Ineligible Volunteer File on Linwood M. Culpepper
Added February 9, 1963
In around 1920, soon after the Boy Scouts of America (“BSA”) was formed, the organization began keeping files on adult leaders and volunteers who were alleged to have committed various crimes and offenses. The files are known today as the “Ineligible Volunteer” or the “I.V. Files.”
The I.V. Files are made up of six categories of offenses including Perversion, Morals, Financial, Leadership, Theft and Criminal. By far the largest category is the Perversion Files, or “P Files” as the BSA internally refers to them. The Perversion Files contain the names of adult leaders who have been accused of, or convicted in a criminal court of, molesting or otherwise sexually abusing Boy Scouts.
Disclaimer: The information contained in each of the I.V. files was created solely by the Boy Scouts of America. The I.V. files for the period 1965 through 1985 were made public pursuant to a court order. By the terms of the court’s order, the names and contact information of persons identified as victims of sexual abuse and those that reported the abuse were redacted. If the person identified as the reporter of alleged abuse was a professional Scouter, i.e., an individual employed by the Boy Scouts of America or an affiliate, then the person’s name was not redacted. In 2012, the I.V. Files for the period 1986 through 1991 were made available to the public through the Los Angeles Times.
The information in the Perversion Files concerns allegations of child sexual abuse. In a number of the cases, the allegations were later substantiated by court proceedings. However, in a great many cases no such substantiation ever occurred.
The first page of each I.V. File is a “Confidential Record Sheet,” which provides basic background information on each individual. The information includes the individual’s date of birth, daytime job, and most importantly, his troop number and the basics of the allegations of abuse.
The following information was taken directly from the Ineligible Volunteer file of Linwood M. Culpepper. If you continue to scroll down on this page, you will be able to view the entire file and/or download the entire file. If you have any problems downloading or viewing the file, please contact us.

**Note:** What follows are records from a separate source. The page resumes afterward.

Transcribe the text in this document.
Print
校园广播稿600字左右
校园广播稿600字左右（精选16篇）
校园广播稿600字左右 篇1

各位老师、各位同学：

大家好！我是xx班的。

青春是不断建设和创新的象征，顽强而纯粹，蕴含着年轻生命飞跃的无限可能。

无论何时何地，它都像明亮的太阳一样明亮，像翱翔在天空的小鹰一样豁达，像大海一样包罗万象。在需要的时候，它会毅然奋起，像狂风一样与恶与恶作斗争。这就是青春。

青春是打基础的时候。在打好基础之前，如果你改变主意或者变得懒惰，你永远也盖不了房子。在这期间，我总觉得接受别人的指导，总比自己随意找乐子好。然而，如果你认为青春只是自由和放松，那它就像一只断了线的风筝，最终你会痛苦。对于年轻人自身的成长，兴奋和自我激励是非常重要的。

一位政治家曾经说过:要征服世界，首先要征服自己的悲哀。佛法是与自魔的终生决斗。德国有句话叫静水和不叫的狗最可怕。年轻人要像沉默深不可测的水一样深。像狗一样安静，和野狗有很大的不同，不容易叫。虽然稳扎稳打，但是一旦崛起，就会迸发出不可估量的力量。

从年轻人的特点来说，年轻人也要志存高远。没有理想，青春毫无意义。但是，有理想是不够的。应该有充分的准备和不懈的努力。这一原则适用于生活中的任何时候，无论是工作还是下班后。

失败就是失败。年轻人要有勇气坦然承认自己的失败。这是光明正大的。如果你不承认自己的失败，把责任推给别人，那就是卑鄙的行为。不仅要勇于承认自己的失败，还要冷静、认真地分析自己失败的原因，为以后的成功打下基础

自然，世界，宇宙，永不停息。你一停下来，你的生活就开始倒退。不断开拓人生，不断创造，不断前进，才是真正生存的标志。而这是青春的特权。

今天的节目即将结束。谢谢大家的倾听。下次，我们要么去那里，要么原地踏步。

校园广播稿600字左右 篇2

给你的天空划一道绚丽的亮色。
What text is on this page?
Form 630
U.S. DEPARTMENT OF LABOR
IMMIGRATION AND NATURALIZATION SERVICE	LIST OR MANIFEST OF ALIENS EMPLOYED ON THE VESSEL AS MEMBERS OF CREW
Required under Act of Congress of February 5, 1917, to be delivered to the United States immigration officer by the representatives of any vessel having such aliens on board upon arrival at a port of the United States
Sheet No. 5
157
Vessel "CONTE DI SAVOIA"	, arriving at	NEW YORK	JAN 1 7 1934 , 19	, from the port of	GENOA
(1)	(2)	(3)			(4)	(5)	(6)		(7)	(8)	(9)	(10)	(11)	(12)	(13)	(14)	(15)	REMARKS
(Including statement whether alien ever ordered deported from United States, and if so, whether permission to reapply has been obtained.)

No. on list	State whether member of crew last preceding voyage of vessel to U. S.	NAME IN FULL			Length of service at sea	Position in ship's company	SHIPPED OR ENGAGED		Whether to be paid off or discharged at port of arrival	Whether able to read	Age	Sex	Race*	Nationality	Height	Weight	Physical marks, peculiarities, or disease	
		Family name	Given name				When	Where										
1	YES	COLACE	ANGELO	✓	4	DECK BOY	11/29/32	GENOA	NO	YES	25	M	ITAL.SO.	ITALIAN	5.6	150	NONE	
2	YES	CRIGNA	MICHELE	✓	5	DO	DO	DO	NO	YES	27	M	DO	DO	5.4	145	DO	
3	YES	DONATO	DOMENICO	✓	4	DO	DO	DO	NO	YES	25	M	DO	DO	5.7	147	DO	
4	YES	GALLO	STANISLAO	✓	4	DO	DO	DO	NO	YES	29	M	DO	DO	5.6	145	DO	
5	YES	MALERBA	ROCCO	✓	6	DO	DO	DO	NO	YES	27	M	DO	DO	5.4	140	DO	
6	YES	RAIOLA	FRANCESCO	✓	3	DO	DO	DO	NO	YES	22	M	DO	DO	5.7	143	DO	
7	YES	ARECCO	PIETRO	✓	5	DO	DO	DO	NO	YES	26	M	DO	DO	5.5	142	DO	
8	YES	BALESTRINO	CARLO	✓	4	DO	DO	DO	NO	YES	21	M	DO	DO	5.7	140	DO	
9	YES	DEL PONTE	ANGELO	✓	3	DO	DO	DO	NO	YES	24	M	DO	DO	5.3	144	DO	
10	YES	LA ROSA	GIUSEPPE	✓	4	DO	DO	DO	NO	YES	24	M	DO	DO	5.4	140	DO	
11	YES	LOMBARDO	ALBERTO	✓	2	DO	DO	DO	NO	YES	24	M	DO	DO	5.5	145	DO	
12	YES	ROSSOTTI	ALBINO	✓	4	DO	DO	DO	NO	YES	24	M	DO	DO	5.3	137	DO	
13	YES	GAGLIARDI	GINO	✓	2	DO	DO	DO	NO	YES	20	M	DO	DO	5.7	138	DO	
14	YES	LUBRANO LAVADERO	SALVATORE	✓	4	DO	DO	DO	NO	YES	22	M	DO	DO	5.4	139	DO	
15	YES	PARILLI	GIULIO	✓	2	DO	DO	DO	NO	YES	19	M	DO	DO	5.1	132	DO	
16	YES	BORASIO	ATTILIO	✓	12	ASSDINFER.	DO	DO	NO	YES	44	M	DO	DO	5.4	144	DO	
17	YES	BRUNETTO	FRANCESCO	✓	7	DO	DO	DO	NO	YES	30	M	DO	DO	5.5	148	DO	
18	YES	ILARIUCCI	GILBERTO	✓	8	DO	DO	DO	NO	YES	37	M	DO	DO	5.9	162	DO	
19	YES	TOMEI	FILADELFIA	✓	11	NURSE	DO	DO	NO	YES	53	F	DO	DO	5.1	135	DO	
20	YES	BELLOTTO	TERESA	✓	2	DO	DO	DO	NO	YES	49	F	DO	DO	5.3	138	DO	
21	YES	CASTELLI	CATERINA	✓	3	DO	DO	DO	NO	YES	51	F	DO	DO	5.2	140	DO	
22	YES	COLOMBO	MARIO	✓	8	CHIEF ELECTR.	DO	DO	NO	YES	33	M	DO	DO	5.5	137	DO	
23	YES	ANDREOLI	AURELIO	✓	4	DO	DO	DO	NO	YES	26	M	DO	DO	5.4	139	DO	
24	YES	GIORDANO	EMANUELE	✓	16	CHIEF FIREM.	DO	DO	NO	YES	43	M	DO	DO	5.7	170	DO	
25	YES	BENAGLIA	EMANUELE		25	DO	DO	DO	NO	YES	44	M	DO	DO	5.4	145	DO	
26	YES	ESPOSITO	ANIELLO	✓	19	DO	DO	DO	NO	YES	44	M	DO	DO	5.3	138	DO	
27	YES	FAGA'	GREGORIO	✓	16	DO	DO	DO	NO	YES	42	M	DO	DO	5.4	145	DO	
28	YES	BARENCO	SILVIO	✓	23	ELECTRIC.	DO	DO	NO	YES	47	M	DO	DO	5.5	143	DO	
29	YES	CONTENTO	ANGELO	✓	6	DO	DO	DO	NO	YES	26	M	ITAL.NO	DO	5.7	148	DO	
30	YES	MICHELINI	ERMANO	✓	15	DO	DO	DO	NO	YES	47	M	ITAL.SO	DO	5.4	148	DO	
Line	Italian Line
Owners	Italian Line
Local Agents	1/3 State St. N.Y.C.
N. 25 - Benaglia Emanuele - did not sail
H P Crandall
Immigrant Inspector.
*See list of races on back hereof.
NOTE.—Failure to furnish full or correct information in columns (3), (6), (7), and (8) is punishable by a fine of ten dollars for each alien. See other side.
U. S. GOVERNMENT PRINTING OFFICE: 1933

In 1963, Linwood Culpepper was the Scoutmaster of Troop 367 in Virginia Beach he was convicted of offenses stemming from contributing to the delinquency of a minor. According to the BSA’s records, he was sent away for “treatment” related to his actions.
But in 1973, Culpepper was allowed to rejoin Scouting on a “probationary basis” because “so much time ha[d] elapsed” since his 1963 criminal conviction. Shortly thereafter, in 1974, Culpepper was forced to resign from his involvement with Troop 362 after a number of children, including Scouts, reported that he sodomized and molested them.
In response, the Troop Committee Chairman misled the parents, stating “I can offer no reason why the National Headquarters warning scheme was not activated in this case.” Salomon failed to mention that BSA knowingly allowed Culpepper back into Scouting despite his past child sexual abuse criminal. The records suggest this was not a mere oversight, as it is clear BSA was concerned about possible legal liability: “Fortunately, the newspaper at our request printed some amplifying remarks on Friday morning which greatly serves to take the troop off the hook since none of the offenses occurred on official troop outings.”